If you are able to capture additional information about the error, such as detailed log messages or a HAR file capture of the problem, please submit them via the survey link at the top of this post - http://go.atlassian.com/connect-app-load-failure-survey

Thanks,
Joe.

Hi Joe, it turned out to be something different.
Thanks a bunch for your reply.
Martina

Morning @HeyJoe,

Just wondering if you’ve been able to reliably reproduce? Anecdotally we have not seen this come through in support requests since Christmas - are you aware of any changes that may have improved the situation?

Thanks Joe, have a great day,
Nick Muldoon, Easy Agile

I faced it on my own a few times in the recent weeks.

However, the number of support cases dropped significantly. I wonder if something was fixed or customers get used to live with it.

Cheers,
Jack

Hi everyone,

Thank you to those who uploaded further information to help us troubleshoot this problem.
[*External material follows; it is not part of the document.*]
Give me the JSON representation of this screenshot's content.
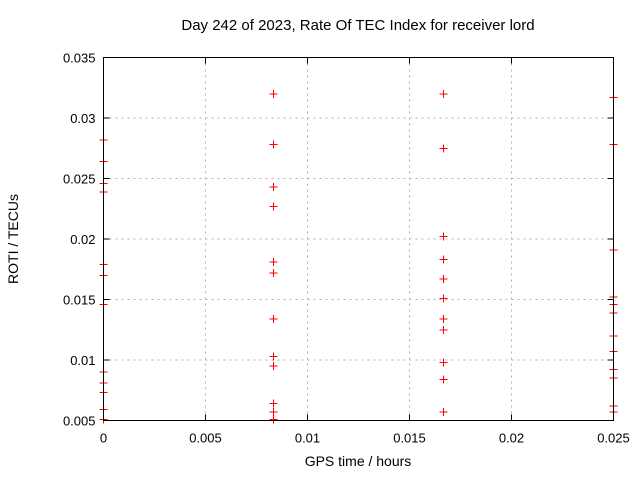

@nick @jack we have not deployed any changes beyond additional diagnostics/monitoring that would solve the problem. Given that at this stage, we haven’t ruled out a browser issue, it’s possible that a recent change to Chrome/Firefox/etc. has improved the situation.

Unfortunately, we have not yet identified the root cause of the problem. Despite this, I want to provide an update on our on-going investigation.

As we analysed data from affected apps, we were able to identify cases where the problem was due to an issue in the app itself. This is a pertinent reminder that the generic nature of the error makes it hard to identify the source of the error. Cases where we identified bugs in the app were solved in collaboration with the app developer.

We re-investigated potential reliability issues with the CDN. We identified ~0.05% of requests failing after a HTTP 200 response with a ClientConnectionError. We do not believe this is the source of the problem, but are still investigating.

We also investigated the HAR files uploaded to us via the survey form. One file showed an interesting scenario of duplicate GET requests to the iframe. To dig into this further, we’re building further analytics to see if this is a regular occurrence. Further investigation of this clue is proceeding.

If your app is still experiencing this problem, we encourage you to upload diagnostics for us to analyse at http://go.atlassian.com/connect-app-load-failure-survey. More information will increase the likelihood that we can identify a pattern of behaviour that leads to the root cause.

Thanks for your continued help in working to solve this problem for our shared customers.

Regards,
Joe Clark [Atlassian]

9 Likes

Thanks for the update Joe, greatly appreciated.

Late last year I reported an issue with links created by an app in Confluence break when the page hasn’t fully loaded (the user falls through to a JIRA page instead).
Could there be any relationship between that and this problem of intermittent iframe loading?
Support ticket reference is DEVHELP-5553

Hi @james.dellow,

Thanks for the extra info. I’ll get the team to take a look at DEVHELP-5553 and see if it’s related.

Thanks,
Joe.

Just to close the loop on my question, Atlassian support told me “it seems like it is unrelated to the problem you have shared. We believe this might be a problem with the JavaScript framework”

They are going to raise a public Atlassian Connect JS API ticket for it. I’ll share that when I have it, just in case anyone comes across this here.

1 Like

Is one of the symptoms of this the JWT token being expired?
I have one install where I saw this problem in the app’s log. When I proactivly asked the customer if they were experiencing problems, they told me, “We quite often receive what looks like a timeout” and provided this screenshot:

Hey James - I’ll follow up on your question with the engineering team. Thanks!

EDIT: Also, here is the issue that James mentioned: https://ecosystem.atlassian.net/browse/ACJS-1162

2 Likes

Further to my comment about the JWT token is expired, the customer followed up today in response to some troubleshooting questions and told me:

It may be coincidence but we haven’t observed this since uninstalling the following:

I had already tested my app and SubSpace Navigation being installed together and didn’t notice any issues. So just a coincidence?

I don’t know if they have other apps running on the page.